Bertram trouva son oncle fort changé. Le vieillard retrouvait encore, de temps à autre, des éclairs de sa verve sarcastique d’autrefois, et alors il se ranimait et redevenait malveillant, acariâtre et volontaire, comme par le passé ; mais la vieillesse l’avait cruellement éprouvé. Son humeur ne se trahissait guère plus que par des haussements d’épaules, des branlements de tête, et par une habitude nouvellement contractée de se frotter vivement les mains l’une contre l’autre.

— Eh bien ! George, fit-il, lorsque son neveu lui eut serré la main en lui demandant des nouvelles de sa santé.

— J’espère que vous allez mieux, mon oncle ; j’ai été bien fâché d’apprendre que vous avez été de nouveau souffrant.

— Souffrant, oui ; on doit s’attendre à souffrir à mon âge. Celui qui ne s’y attend pas est un imbécile. Ne te donne pas la peine d’en être fâché, George.

— Je crois que vous avez vu mon père assez récemment, dit Bertram, ne sachant comment s’y prendre pour engager la conversation de manière à communiquer la grande nouvelle.

— Oui, je l’ai vu, dit Bertram, qui, enfoncé dans son grand fauteuil, commença à se frotter les mains.

— Et l’avez-vous trouvé bien changé ? Il y avait bien des années que vous ne l’aviez pas vu, n’est-ce pas ?

— Pas changé du tout. Votre père ne changera jamais.
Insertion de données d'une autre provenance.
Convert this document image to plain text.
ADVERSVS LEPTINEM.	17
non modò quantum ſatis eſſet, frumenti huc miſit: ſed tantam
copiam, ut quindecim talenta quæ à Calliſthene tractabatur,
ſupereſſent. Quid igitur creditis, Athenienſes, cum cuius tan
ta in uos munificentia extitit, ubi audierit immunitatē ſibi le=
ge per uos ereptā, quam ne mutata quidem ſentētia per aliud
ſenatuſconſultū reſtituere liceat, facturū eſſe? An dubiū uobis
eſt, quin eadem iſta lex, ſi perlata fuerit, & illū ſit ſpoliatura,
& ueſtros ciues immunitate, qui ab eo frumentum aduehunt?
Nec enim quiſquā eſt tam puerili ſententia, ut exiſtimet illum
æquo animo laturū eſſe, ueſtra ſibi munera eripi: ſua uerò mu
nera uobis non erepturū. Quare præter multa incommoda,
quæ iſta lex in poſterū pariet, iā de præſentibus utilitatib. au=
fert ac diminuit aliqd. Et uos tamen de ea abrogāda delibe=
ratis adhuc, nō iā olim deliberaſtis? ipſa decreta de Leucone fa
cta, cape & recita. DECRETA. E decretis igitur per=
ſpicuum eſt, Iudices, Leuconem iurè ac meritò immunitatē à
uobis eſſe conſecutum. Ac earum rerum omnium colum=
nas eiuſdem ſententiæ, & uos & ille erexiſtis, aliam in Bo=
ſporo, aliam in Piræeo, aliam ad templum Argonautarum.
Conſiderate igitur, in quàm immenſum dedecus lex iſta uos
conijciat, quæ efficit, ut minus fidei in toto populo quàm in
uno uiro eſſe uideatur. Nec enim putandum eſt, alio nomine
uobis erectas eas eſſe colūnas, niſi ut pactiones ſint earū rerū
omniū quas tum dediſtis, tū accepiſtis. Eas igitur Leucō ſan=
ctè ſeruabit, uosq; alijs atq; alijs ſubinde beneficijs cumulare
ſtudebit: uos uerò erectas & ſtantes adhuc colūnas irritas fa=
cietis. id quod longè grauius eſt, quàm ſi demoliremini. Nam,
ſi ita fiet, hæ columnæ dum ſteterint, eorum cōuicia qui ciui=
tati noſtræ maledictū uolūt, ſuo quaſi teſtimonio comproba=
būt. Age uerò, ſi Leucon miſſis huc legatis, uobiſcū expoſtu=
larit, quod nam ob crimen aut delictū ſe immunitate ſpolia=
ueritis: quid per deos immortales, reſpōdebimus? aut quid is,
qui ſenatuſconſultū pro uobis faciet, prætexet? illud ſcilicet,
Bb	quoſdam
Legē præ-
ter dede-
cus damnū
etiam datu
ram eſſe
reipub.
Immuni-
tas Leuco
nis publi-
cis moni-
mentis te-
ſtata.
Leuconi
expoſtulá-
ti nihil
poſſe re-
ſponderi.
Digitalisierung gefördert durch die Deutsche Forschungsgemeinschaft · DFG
(George connaissait assez son père pour comprendre la portée de cette observation ; il changea donc de sujet et fit ce que tout homme qui a quelque chose à dire devrait toujours faire : il raconta simplement son affaire.

— Je suis venu vous voir aujourd’hui, mon oncle, parce qu’il me semble convenable que vous sachiez au plus tôt que mademoiselle Waddington et moi nous sommes convenus de renoncer à notre mariage.

M. Bertram se retourna vivement dans son fauteuil. — Comment ? s’écria-t-il. Quoi ? comment ?

— Notre engagement est rompu. Nous sommes tous deux convenus qu’il est meilleur pour nous qu’il en soit ainsi.

— Que veux-tu dire ? comment, meilleur ? comment cela peut-il être bon pour vous ? Vous êtes deux imbéciles.

— C’est fort possible ; nous avons été deux imbéciles. Moi, du moins, je l’ai été.

M. Bertram, toujours assis, garda le silence pendant quelques instants. Il continuait à se frotter les mains, mais il semblait absorbé plutôt qu’irrité. Il s’était enfoncé encore davantage dans le fauteuil, mais sa tête penchait en avant et reposait presque sur sa poitrine. Ses joues s’étaient creusées depuis que George ne l’avait vu, et sa bouche tombante donnait quelque chose de triste et de pensif à son visage, où se peignait, en outre, une expression de vive douleur Bertram vit avec regret qu’il venait de lui causer de la peine.

— George, dit enfin l’oncle avec une douceur inaccoutumée, je désire que tu épouses Caroline. Va la trouver et fais la paix avec elle. Dis-lui, — s’il est besoin de lui dire quelque chose, — que je le désire.

— Ah ! mon oncle, je ne peux pas faire cela. Si la chose n’eût été certaine, je ne serais pas venu ici vous en parler.

— Cela ne peut pas être certain. C’est de la folie, de la vraie folie. Je ferai chercher Mary.

— C’était la première fois que Bertram entendait son oncle appeler mademoiselle Baker de son nom de baptême.

— Je n’y puis rien, mon oncle, ni mademoiselle Baker non plus. Personne n’y peut rien maintenant. Nous savons tous deux que ce mariage ne nous convient pas.

— Ne vous convient pas ! Quelle sottise ! Deux enfants ! deux imbéciles ! Je te dis qu’il vous conviendra ; il me convient, à moi.

Si George Bertram le neveu n’avait pas été un imbécile, en effet, et plus aveugle qu’une taupe en ce qui touchait les choses de dessus terre, il aurait compris, d’après ce que venait de dire M. Bertram, qu’il pouvait non-seulement retrouver ses amours, mais, de plus, s’assurer du même coup l’héritage de son oncle. En tout cas, il en avait été assez dit pour qu’il pût compter, s’il le voulait, sur une bonne part de toutes ses richesses. Combien Pritchett se serait réjoui s’il avait pu entendre parler ainsi son vieux maître ! Mais combien il aurait gémi et soupiré ensuite, en voyant l’indifférence du jeune homme !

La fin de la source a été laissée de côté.